Although, male hummingbirds were here in late April, many female hummingbirds continue to arrive in Connecticut daily. When these birds arrive along the shores of Connecticut, they will have nearly expended all of their fat reserves and will have begun burning muscle for energy. A bright red hummingbird feeder freshly filled with nectar will attract these iridescent birds like a magnet.
Imagine these tiny birds, which weigh no more than a nickel, flying more than 500 miles across the Gulf of Mexico non-stop. By having the feeders out when they arrive, you will increase the chances of attracting more of them. Later, when the weather warms and breeding pairs find nesting sites, there will be fewer hummingbirds; however, you can keep some around by planting appropriate flowers.

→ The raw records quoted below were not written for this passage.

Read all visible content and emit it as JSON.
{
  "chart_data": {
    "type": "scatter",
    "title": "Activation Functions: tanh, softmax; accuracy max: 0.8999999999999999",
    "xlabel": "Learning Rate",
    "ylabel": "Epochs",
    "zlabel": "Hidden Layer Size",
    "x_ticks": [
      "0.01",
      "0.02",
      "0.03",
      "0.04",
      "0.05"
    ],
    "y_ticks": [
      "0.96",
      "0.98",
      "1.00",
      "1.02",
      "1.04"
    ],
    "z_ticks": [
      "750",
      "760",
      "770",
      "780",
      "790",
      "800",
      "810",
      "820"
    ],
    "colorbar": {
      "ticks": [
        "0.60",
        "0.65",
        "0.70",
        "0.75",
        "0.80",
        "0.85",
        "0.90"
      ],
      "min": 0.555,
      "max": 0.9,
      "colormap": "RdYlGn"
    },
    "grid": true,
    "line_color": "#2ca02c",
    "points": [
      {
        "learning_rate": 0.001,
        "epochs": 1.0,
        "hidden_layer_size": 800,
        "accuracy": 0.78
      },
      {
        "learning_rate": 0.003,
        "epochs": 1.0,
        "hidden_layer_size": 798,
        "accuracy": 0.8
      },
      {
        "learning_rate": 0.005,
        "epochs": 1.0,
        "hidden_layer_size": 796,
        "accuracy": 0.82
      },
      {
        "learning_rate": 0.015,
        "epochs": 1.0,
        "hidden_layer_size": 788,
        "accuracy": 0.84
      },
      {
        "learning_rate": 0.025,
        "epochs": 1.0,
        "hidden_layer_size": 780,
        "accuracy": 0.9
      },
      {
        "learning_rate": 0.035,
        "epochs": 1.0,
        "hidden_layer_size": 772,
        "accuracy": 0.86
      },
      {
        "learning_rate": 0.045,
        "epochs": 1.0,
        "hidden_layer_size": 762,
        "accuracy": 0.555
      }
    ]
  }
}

Hummingbirds live on the nectar that would otherwise be trapped within long tubular shaped flowers. Thus, the tiny bird fulfills the function of pollination much as a bee does; but the hummingbird has a special niche, because it can reach into flowers at angles few other pollinators choose.

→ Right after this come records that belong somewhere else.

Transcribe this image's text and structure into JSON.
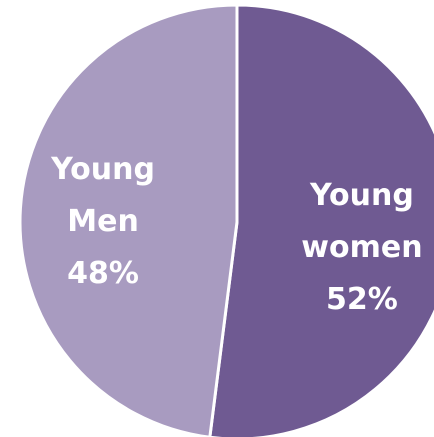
{
  "chart_data": {
    "type": "pie",
    "categories": [
      "Young women",
      "Young Men"
    ],
    "values": [
      52,
      48
    ],
    "value_labels": [
      "52%",
      "48%"
    ],
    "colors": [
      "#6f5a92",
      "#a89bc0"
    ]
  }
}
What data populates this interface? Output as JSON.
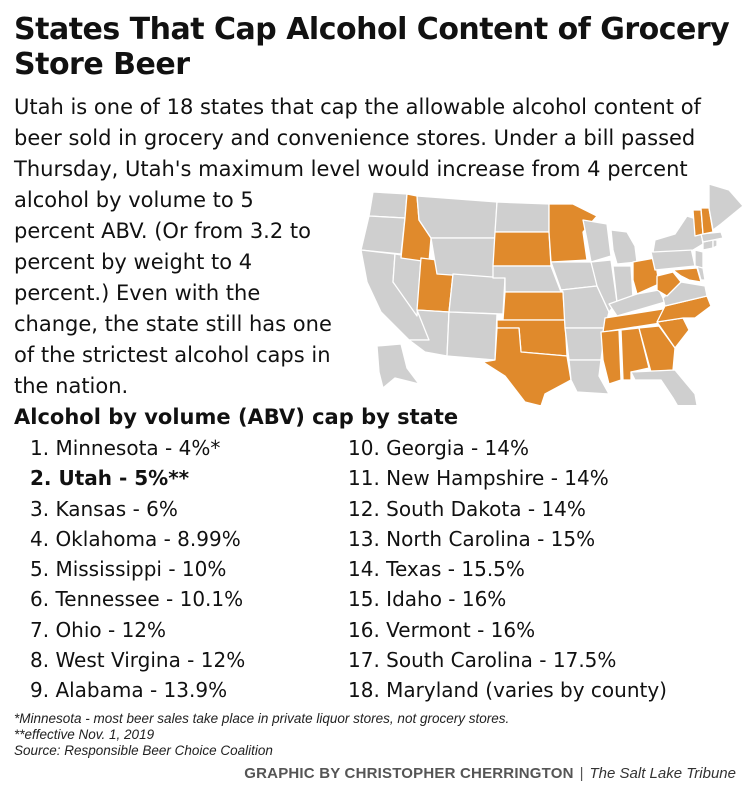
{
  "title": "States That Cap Alcohol Content of Grocery Store Beer",
  "intro": {
    "top": "Utah is one of 18 states that cap the allowable alcohol content of beer sold in grocery and convenience stores. Under a bill passed Thursday, Utah's maximum level would increase from 4 percent",
    "side": "alcohol by volume to 5 percent ABV. (Or from 3.2 to percent by weight to 4 percent.) Even with the change, the state still has one of the strictest alcohol caps in the nation."
  },
  "colors": {
    "capped_state": "#e08a2c",
    "uncapped_state": "#cfcfcf",
    "border": "#ffffff",
    "text": "#111111"
  },
  "map": {
    "highlighted_states": [
      "Minnesota",
      "Utah",
      "Kansas",
      "Oklahoma",
      "Mississippi",
      "Tennessee",
      "Ohio",
      "West Virginia",
      "Alabama",
      "Georgia",
      "New Hampshire",
      "South Dakota",
      "North Carolina",
      "Texas",
      "Idaho",
      "Vermont",
      "South Carolina",
      "Maryland"
    ]
  },
  "list": {
    "heading": "Alcohol by volume (ABV) cap by state",
    "items": [
      {
        "text": "1. Minnesota - 4%*",
        "bold": false
      },
      {
        "text": "2. Utah - 5%**",
        "bold": true
      },
      {
        "text": "3. Kansas - 6%",
        "bold": false
      },
      {
        "text": "4. Oklahoma - 8.99%",
        "bold": false
      },
      {
        "text": "5. Mississippi - 10%",
        "bold": false
      },
      {
        "text": "6. Tennessee - 10.1%",
        "bold": false
      },
      {
        "text": "7. Ohio - 12%",
        "bold": false
      },
      {
        "text": "8. West Virgina - 12%",
        "bold": false
      },
      {
        "text": "9. Alabama - 13.9%",
        "bold": false
      },
      {
        "text": "10. Georgia - 14%",
        "bold": false
      },
      {
        "text": "11. New Hampshire - 14%",
        "bold": false
      },
      {
        "text": "12. South Dakota - 14%",
        "bold": false
      },
      {
        "text": "13. North Carolina - 15%",
        "bold": false
      },
      {
        "text": "14. Texas - 15.5%",
        "bold": false
      },
      {
        "text": "15. Idaho - 16%",
        "bold": false
      },
      {
        "text": "16. Vermont - 16%",
        "bold": false
      },
      {
        "text": "17. South Carolina - 17.5%",
        "bold": false
      },
      {
        "text": "18. Maryland (varies by county)",
        "bold": false
      }
    ]
  },
  "footnotes": [
    "*Minnesota - most beer sales take place in private liquor stores, not grocery stores.",
    "**effective Nov. 1, 2019",
    "Source: Responsible Beer Choice Coalition"
  ],
  "credit": {
    "graphic": "GRAPHIC BY CHRISTOPHER CHERRINGTON",
    "separator": "|",
    "publication": "The Salt Lake Tribune"
  }
}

Consequently, the perennial plant bee balm is attractive to hummingbirds; another is the butterfly bush, which can grow to more than 10 feet. Other plants include cardinal flower, foxglove, begonia, gladiolus and morning glory. Remember, red flowers work best at luring hummingbirds.
Another nectar-sipping species is the brilliantly colored black and orange Baltimore oriole. This oriole makes a long journey from South America and Central America at 22 to 30 miles per hour. They must endure severe spring storms, cold spells and dangerous stop-over resting sites.
Once in Connecticut, orioles will feed on suet. Many birders use an oriole feeder filled with a sugar solution, but oranges and apples are enticing, too. A piece of wood works great when the fruit is halved and pierced through with a nail.
Rose-breasted grosbeaks may compete with the orioles for the fruit. Generally, these grosbeaks prefer grape jelly and black oil sunflower seed. Grosbeaks appeared at my feeder the first week of May; their song is similar to the robins' and they are often over-looked. However, once spotted, their beauty will leave a lasting impression.
Catbirds will feed on jelly, too. I empty the jar onto my fly-through feeder, which is up on a 6-foot pole with a baffle and totally raccoon-proof. You may want to use a hanging jelly feeder though.
Continue filling your feeders with whatever you were offering your birds through the winter, as many of the summer breeding migratory species will be attracted to suet and seeds. Species such as eastern towhees, indigo buntings and chipping sparrows will take to small seeds. Warblers and other insectivores will sometimes feed on suet, too.
The secret to spring bird feeding is preparation. Migration is a costly venture that requires plenty of fat reserves. Some of these birds will regain approximately 4 percent of their lean body weight per day and that means plenty of action at your feeder.